1. Le prototype antique

Le Dialogue avec Tryphon. Justin, philosophe chrétien né à Naplouse, compose vers 155-160 le récit d’une discussion de deux jours avec un juif nommé Tryphon, à Éphèse, peu après la révolte de Bar Kokhba. Le texte fixe les thèmes qui reviendront pendant mille cinq cents ans :

Tryphon y est courtois et cultivé ; il ne l’emporte jamais. Le dispositif de ce site inverse délibérément ce rapport (voir la note méthodologique).

La littérature Adversus Iudaeos. Tertullien, Cyprien, puis Jean Chrysostome, dont les huit homélies prononcées à Antioche en 386-387 visent d’abord des chrétiens qui fréquentaient la synagogue. Ces textes relèvent autant de la discipline interne des Églises que de la polémique contre les juifs. Leurs formules ont néanmoins été reprises pendant des siècles comme des descriptions du judaïsme. L’homélie Sur la Pâque de Méliton de Sardes, un siècle plus tôt, formule la première accusation de déicide (voir Chemot).

Du côté juif. La littérature rabbinique parle peu du christianisme, et jamais sous la forme d’un traité.

2. Le tournant du XIIIe siècle

La doctrine du témoin. Augustin avait fixé une doctrine qui protégeait l’existence des juifs dans la chrétienté. Ils sont les « témoins » : ils portent les Écritures qui annoncent le Christ, et leur dispersion atteste la vérité chrétienne. Il faut donc les laisser vivre, mais humiliés. Cette doctrine protège la personne des juifs et suppose que leur religion est celle de l’Ancien Testament.

La découverte du Talmud. Au XIIIe siècle, les ordres mendiants, et surtout les dominicains, découvrent que les juifs de leur temps vivent selon un corpus postbiblique, le Talmud, qu’ils ignoraient. Jeremy Cohen (The Friars and the Jews, 1982) a montré la conséquence : si les juifs ne sont plus les porteurs fidèles de l’Ancien Testament, mais les adeptes d’une « nouvelle loi » humaine, la doctrine du témoin ne les protège plus. Les convertis, qui connaissent ce corpus de l’intérieur, deviennent les agents de ce tournant.

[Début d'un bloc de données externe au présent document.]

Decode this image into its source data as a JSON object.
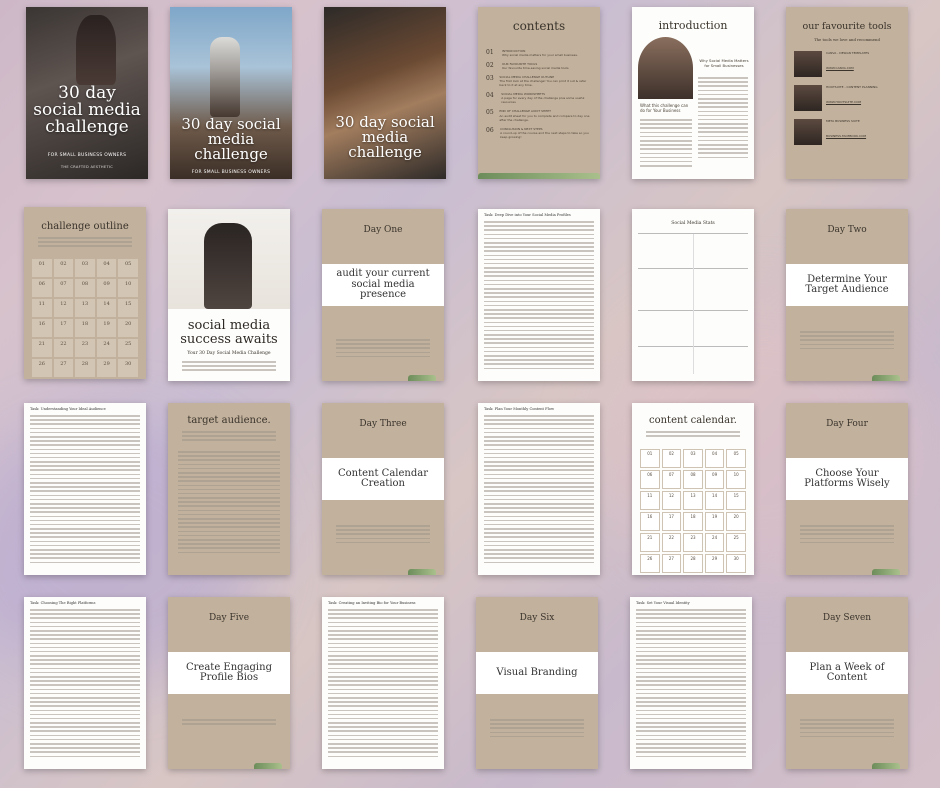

3. Paris, 1240 : le procès du Talmud

L’accusateur. Nicolas Donin, juif de La Rochelle, avait été excommunié par les autorités rabbiniques, semble-t-il pour avoir contesté la Loi orale, avant de se convertir. En 1238 ou 1239, il présente au pape Grégoire IX trente-cinq articles contre le Talmud : il blasphémerait contre Jésus et Marie, insulterait les chrétiens, et placerait l’autorité des rabbins au-dessus de l’Écriture.

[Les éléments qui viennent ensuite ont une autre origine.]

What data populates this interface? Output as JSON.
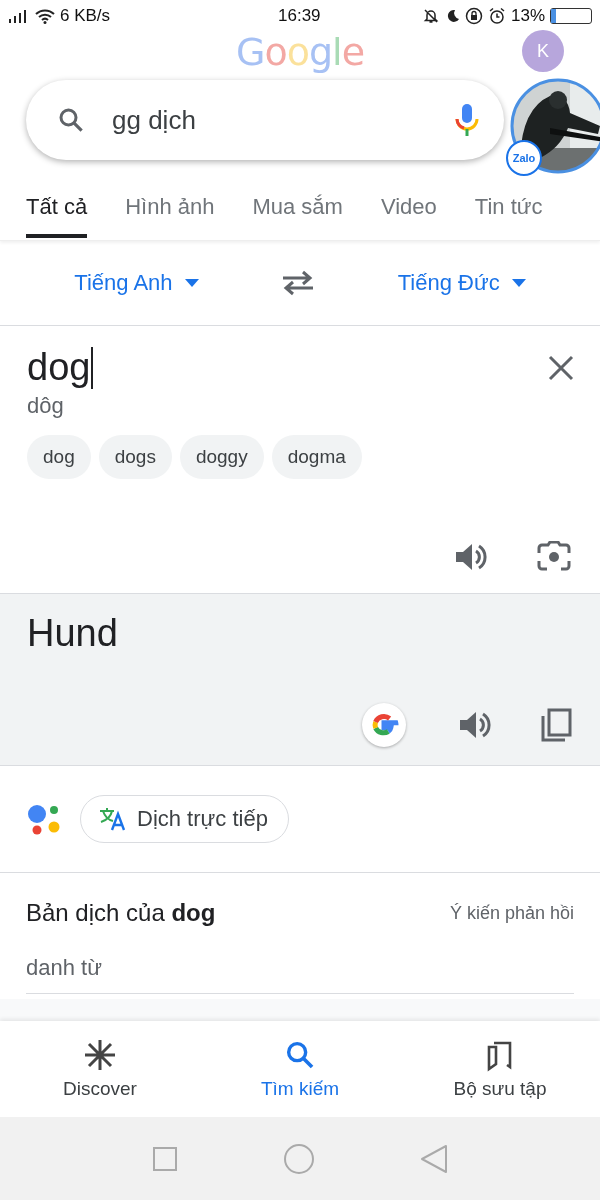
{
  "status_bar": {
    "network": "6 KB/s",
    "time": "16:39",
    "battery": "13%"
  },
  "logo": {
    "letters": [
      "G",
      "o",
      "o",
      "g",
      "l",
      "e"
    ]
  },
  "avatar": {
    "initial": "K"
  },
  "search": {
    "value": "gg dịch"
  },
  "zalo_bubble": {
    "label": "Zalo",
    "kind": "picture"
  },
  "tabs": [
    {
      "label": "Tất cả",
      "selected": true
    },
    {
      "label": "Hình ảnh",
      "selected": false
    },
    {
      "label": "Mua sắm",
      "selected": false
    },
    {
      "label": "Video",
      "selected": false
    },
    {
      "label": "Tin tức",
      "selected": false
    }
  ],
  "languages": {
    "source": "Tiếng Anh",
    "target": "Tiếng Đức"
  },
  "input": {
    "text": "dog",
    "transliteration": "dôg",
    "suggestions": [
      "dog",
      "dogs",
      "doggy",
      "dogma"
    ]
  },
  "output": {
    "text": "Hund"
  },
  "live_translate": {
    "label": "Dịch trực tiếp"
  },
  "translations": {
    "title": "Bản dịch của **dog**",
    "feedback": "Ý kiến phản hồi",
    "part_of_speech": "danh từ"
  },
  "bottom_nav": [
    {
      "label": "Discover",
      "kind": "discover",
      "selected": false
    },
    {
      "label": "Tìm kiếm",
      "kind": "search",
      "selected": true
    },
    {
      "label": "Bộ sưu tập",
      "kind": "collections",
      "selected": false
    }
  ]
}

La procédure. En juin 1239, Grégoire IX écrit aux rois et aux évêques d’Europe d’avoir à saisir les livres juifs le premier samedi du Carême 1240, pendant que les juifs seraient à la synagogue. Seul le roi de France exécute l’ordre. En juin 1240, à la cour de Louis IX, sous la présidence de la reine mère Blanche de Castille, quatre rabbins sont interrogés. Le plus connu est Yehiel de Paris, et Moïse de Coucy est également présent. Il ne s’agit pas d’un débat entre égaux mais d’une enquête contre un livre, conduite selon les formes d’un procès.

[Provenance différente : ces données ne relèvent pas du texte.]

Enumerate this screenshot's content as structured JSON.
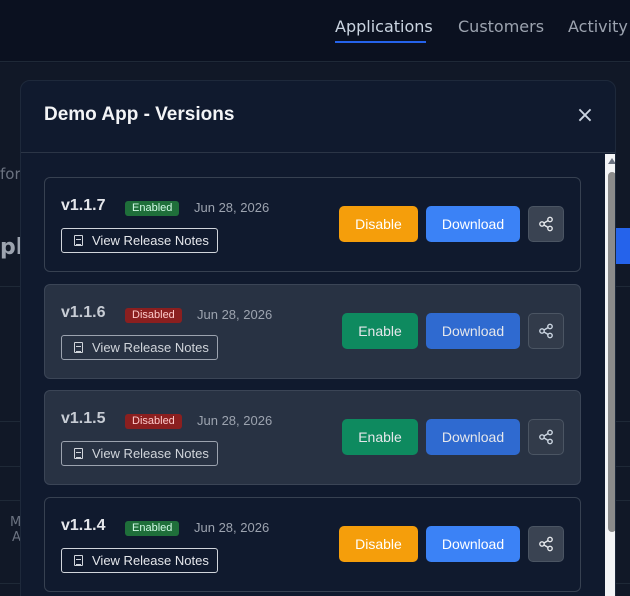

Les arguments. Le récit hébreu, le Vikouah Rabbenou Yehiel, rapporte la ligne de défense de Yehiel. Les passages incriminés visent un autre Yéchou que celui des chrétiens. Les dures paroles contre les « gentils » concernent les idolâtres anciens. L’aggada n’a pas l’autorité de la halakha. L’argument des « deux Jésus » a été jugé habile par les uns et sincère par les autres ; il a en tout cas été répété dans les disputes suivantes.

La condamnation. Le Talmud est condamné. En 1242 — ou 1241 selon certaines sources —, des charrettes entières de manuscrits sont brûlées en place de Grève ; les chroniques parlent de vingt-quatre charrettes. Le pape Innocent IV accepte en 1247 un réexamen, que conduit Eudes de Châteauroux, et la condamnation est confirmée en 1248.

Les sources. Le dossier latin est considérable : les articles de Donin et les Extractiones de Talmud, recueil de près de deux mille passages traduits en latin, édités en 2018 (Cecini et de la Cruz Palma). Le récit hébreu est une composition littéraire, non un procès-verbal. Les deux ensembles doivent être lus ensemble, et aucun ne suffit seul.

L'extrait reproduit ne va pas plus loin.